Music

Nôze - Songs on the Rocks

Nicolas Sfintescu and his friend Ezechiel Pailhes aka Nôze will release a new album called “Songs on the Rocks” on Get Physical on April 25, 2008.

United by a shared love of pianos, straw hats and stripping down to the waist in public, Ezechiel and Nicolas have been perpetrating various acts of musical mirth and mischief since 2004.

A significant landmark was their performance at 2005’s Sonar Festival, which saw the band unleash their unique brand of showmanship on the unsuspecting throngs. Since then, Nôze have made a habit of exhilarating and scandalising audiences all over the world with these now legendary live shows: live shows based around their trusty Korg MS20 and M1s, an incredibly large mixing desk and, of course, their own vocals – which emit sweet harmony and demented, guttural growls with equal prowess. Indeed, Nôze are a truly remarkable face-to-face proposition, capable of turning any club into an ecstatic sweatpit at the drop of a straw hat. In 2006 they were voted the third hottest live act on the planet by De:Bug magazine. They should have been first, but you know…

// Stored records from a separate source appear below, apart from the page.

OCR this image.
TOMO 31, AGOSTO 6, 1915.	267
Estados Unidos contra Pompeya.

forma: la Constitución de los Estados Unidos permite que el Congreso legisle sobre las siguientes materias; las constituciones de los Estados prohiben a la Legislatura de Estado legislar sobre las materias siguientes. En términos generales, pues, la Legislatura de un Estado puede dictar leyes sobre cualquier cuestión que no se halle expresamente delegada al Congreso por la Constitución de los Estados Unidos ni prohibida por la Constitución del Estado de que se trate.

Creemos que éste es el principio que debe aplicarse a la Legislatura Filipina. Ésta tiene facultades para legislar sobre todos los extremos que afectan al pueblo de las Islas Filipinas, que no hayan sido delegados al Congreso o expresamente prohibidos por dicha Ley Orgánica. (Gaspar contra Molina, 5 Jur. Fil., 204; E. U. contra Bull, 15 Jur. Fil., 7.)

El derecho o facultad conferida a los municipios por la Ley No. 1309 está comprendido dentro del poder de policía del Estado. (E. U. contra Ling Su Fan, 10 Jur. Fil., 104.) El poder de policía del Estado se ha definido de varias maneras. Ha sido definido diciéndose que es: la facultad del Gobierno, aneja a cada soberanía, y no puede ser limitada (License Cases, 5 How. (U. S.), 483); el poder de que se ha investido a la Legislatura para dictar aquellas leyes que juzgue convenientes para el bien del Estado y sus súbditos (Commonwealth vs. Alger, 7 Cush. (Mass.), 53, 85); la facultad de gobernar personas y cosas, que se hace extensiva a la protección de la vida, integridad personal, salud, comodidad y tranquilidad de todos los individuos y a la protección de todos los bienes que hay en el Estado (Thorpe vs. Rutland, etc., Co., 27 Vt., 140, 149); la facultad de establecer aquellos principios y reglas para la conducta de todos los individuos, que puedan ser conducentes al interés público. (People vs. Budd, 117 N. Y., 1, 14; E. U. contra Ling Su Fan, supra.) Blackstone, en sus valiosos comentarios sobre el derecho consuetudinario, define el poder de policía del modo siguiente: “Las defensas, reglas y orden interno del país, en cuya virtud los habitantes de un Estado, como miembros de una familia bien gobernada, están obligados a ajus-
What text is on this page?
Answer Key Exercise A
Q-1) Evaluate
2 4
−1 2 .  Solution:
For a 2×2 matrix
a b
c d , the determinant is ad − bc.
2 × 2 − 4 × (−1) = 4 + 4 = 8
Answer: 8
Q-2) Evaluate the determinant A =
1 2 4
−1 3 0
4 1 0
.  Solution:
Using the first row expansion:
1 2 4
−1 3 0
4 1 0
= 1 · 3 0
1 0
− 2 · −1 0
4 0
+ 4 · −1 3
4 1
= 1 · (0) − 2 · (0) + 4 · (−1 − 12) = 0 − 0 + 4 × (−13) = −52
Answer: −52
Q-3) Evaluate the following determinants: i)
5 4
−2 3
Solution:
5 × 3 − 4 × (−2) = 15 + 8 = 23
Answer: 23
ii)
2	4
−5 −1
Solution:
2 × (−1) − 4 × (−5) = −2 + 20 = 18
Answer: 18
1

However, there is more to Nôze than thumping techno rhythms, dancefloor-smashing basslines and a man wailing and growling like a TCP-afflicted Tom Waits. No, really, there is! Ladies and gentlemen, we give you Songs On The Rocks, the third album by Nôze and without a doubt their most musical and varied offering yet.

Last year saw Nôze’s reputation soar, thanks to the heart-rending club smash that was ‘Remember Love’ (declared no. 1 techno track of the year, not to mention “best closing-time singalong ever”, by Pitchfork). ‘Remember Love’, featured on Songs On The Rocks, the second album since experimental debut Craft Sounds And Voices (2005) and the follow-up to 2006’s How To Dance, which reflected those energetic live sets and the clubbier side to Nôze’s sound. For Songs On The Rocks, Nôze show off the full range of their talents: it’s a more song-based and instrumentally rich affair than its predecessors – as usual, Nicolas and Ezechiel worked with a number of different musicians, especially Thibaut Frisoni (guitars) and Alexandre Authelain (clarinets and saxophones) - but it is nonetheless underpinned by formidable electronic production that always keeps the dancefloor in mind.